Fear is knocking at my door

Fear is knocking at my door. It squeezes in and invades my being before I have a chance to realize what’s happening. It changes my mood and thoughts instantaneously, as if I’m being dunked in ice water. I feel shaky and have a hard time concentrating. I can’t get comfortable. Do I need to sit down? Stand? Walk around? My mouth dries up. I feel lightheaded and start falling down a deep well of What if? What if? What if? How will I? How will I? How will I? The well is dark and damp and suffocating. I’m finding it harder and harder to breathe. I glance around, hoping to find a glimmer of hope but no hope has sprouted so far beneath the earth, in this well of despair. My body contracts. I curl up. I feel so small, shrinking into my doubting thoughts.

Until. Until a bucket of light is slowly lowering down toward me. I reach up toward this gift. I am too small and the distance too great between my frightened self and the possibility of hope. I so want to hold that glowing aura of luminescence that I can sense is within this bucket. It’s the only illumination in the bottom of this well. I start stretching out my arms. I notice that the more I believe that I might be able to reach this beacon, the faster my body starts unfurling and expanding. As I bridge the space between my scared self and this gift that holds my self-talk tools, my heart settles into a calmer rhythm. I start breathing more easily. I stand up tall and look around me. What before had been an impossibly deep, black hole into which I had spiraled, now is a shallow opening. I stick out my torso, feel the sun on my face, bask in the joy of a blue sky, and inhale the fresh air.

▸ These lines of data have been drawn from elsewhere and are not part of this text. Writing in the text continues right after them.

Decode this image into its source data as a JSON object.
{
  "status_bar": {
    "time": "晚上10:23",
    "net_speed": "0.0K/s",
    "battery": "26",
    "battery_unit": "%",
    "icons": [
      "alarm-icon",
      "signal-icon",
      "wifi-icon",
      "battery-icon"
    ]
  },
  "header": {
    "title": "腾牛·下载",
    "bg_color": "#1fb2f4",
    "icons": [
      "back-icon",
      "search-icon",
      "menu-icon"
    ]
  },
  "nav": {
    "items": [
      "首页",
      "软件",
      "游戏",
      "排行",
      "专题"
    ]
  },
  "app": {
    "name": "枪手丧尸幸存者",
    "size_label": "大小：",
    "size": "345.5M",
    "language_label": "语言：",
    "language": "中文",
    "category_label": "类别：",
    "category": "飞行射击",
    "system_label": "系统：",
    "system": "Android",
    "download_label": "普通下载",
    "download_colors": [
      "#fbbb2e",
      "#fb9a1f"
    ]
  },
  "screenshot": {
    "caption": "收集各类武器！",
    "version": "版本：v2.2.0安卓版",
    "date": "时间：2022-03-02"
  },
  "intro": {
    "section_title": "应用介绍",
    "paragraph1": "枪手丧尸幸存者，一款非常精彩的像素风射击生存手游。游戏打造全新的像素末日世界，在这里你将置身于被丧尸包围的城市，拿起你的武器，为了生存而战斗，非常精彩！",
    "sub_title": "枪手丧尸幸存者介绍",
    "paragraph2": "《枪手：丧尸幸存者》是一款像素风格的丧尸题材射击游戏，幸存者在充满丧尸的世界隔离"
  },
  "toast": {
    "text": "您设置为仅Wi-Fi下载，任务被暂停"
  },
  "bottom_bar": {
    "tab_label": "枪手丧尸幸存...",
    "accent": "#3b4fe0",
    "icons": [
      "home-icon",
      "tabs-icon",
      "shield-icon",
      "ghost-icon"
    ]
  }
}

I take one giant step and climb up out of that pit of darkness. I settle onto the grass next to it, get very still, and wait for guidance. I cradle this basket of golden wisdom in my lap, as one might a kitten. I hope that if I get quiet, I might be able to hear what it has to teach me. So I sit and I wait.

And that’s when I notice something tentatively crawling toward me. As it nears me it starts becoming more recognizable. It is Faith. Faith in opportunity and my ability to live the life I crave, despite the new circumstances I am fearing. I recall evidence that, in my past experiences, when I had allowed faith to overcome fear, my difficult situations resolved. I remember to focus on what I want, in order to create the energy I need, to attract empowering, positive experiences.

I start listing everything that is going right in my life today, as the mantra, “Right now is all we have” plays repeatedly in my head. I realize that this fear I have let in is about my future. If I can manage to focus on living in my Now, rather than focusing on my future, I’ll remain in the peaceful place I am scared to abandon. In my Now I am healthy, my family is healthy, I am loved in every which way. I have food to eat and money in the bank. I am part of a community, have a wonderful home, jobs I love, and interactions and plans that bring me joy. I have goals I can accomplish and the ability to change my mindset. At this exact moment my life is a dream. And this exact moment is all I have.

If I can stay focused on that energy, then the worry that had paralyzed me a few minutes before, can stay out of my way. The fear cannot possibly help me and in this case it’s a wasted emotion. Freaking out doesn’t make any situation better. There is an easier way and I choose to follow that path that leads me to find the joy that will lead to more joy.

I carefully take my golden, amorphous, aura of promise out of the basket I am holding. My mind is automatically leaning into feelings of vulnerability and anxiety. I understand that for me to be strong enough to hold onto these gifts of hope and faith, I need to fully embrace them. I thank them and dance with them. I explore them. I write about them. I get a drink with them and buy them dinner. I get to know my gifts of hope and faith better than I know my fear.

I start to feel grounded and calm and grateful for the knowledge that if I can save myself so quickly from drowning in a pit of anxiety, then I can also remove the worries that brought fear to my door in the first place. I am empowered by knowing that as soon as fear started taking over my being, I started looking for the light that would guide me out of that darkness. We all dip into fear but how long we stay there can be up to us.

Fear will come knocking at my door again. I will not answer; I will be too busy dancing with hope and faith.